Elle joue et chante le blues, le rock, le gospel, le folk et le jazz comme peu l’ont fait avant elle.

Tout à la fois ‘’Lady Day’’, ‘’Queen of the Blues’’, ‘’Lady Soul’’ et ‘’The First Lady of Swing’’, elle porte le blues à un rare degré d’émotion et en restitue la modernité. On en oublierait presque le jeu stéréotypé de Joe Bonamassa, dont les albums solo sont aussi saoulants qu’un blended whisky portant les mêmes initiales que lui, la technique écrasant la magie émotionnelle.
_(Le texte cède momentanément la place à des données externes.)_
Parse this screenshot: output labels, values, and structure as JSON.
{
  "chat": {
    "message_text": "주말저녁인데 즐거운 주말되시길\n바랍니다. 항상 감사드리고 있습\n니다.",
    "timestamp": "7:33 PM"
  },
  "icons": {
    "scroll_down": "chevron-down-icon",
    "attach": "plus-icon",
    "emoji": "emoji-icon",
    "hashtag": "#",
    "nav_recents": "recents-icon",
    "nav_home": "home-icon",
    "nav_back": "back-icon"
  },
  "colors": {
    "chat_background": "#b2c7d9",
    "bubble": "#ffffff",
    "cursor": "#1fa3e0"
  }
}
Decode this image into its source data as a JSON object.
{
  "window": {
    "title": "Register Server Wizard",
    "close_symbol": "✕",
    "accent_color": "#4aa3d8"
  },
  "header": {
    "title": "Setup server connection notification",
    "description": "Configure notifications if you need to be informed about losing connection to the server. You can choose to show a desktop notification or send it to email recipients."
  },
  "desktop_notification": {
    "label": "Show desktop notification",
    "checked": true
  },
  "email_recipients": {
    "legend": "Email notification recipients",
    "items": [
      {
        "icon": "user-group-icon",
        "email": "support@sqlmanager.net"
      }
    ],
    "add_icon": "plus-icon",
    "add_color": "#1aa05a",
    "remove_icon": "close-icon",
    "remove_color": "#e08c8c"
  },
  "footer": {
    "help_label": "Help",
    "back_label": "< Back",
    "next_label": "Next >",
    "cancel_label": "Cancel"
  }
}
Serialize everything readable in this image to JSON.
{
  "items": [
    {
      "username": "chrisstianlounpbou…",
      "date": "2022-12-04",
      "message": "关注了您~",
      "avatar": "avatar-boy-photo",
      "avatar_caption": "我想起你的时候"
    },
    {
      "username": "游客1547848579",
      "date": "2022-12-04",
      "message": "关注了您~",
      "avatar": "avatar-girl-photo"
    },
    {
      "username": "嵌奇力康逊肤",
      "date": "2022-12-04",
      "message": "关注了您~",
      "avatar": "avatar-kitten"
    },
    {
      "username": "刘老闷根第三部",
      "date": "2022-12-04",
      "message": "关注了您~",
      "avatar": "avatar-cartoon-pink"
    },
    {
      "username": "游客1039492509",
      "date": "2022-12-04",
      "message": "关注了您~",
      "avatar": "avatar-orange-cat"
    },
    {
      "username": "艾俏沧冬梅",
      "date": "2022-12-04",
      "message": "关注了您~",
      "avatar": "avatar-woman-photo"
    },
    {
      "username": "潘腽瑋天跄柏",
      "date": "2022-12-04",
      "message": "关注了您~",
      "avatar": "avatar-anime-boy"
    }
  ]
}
104 jours me séparent du concert parisien de Beth Hart le 14 mai prochain au Palais des Congrès de Paris. Je m’imagine déjà dans la salle, assis sur le fauteuil au rang B place 006. Beth Hart au piano, seuls trois mètres nous séparent. Je ferme les yeux, lâche prise et l’entend qui s’adresse à moi : ‘’I found my true love with you forever/And my life has just begun/’Cause now you set my soul on fire’’…

Au moment de repartir, à la fin du concert, alors que le pavé de la Porte Maillot me happe déjà, j’entends ses mots… ‘’Oh baby come back to me/Please darling can’t you see/That I’m addicted to you/That I’m addicted to you’’.

Je prends la poudre d’escampette dans la nuit parisienne et printanière, craignant d’avoir à affronter les énormes paluches de son mari Scott Guetzkow, un type pourtant adorable.

Soyez patiente à votre tour chère Beth, nous nous reverrons en novembre.

 

Alechinsky.

 

Tournée française : 14/05 Palais des Congrès, Paris – 11/11 Palais de la Musique et des Congrès, Strasbourg – 13/11 Théâtre Sébastopol, Lille – 15/11 Théâtre Alexandre Dumas, Saint-Germain-en-Laye – 17/11 Le Vinci, Tours – 19/11 Cité des Congrès, Nantes – 21/11 Théâtre Fémina, Bordeaux – 23/11 La Bourse du Travail, Lyon – 25/11 Le Silo, Marseille.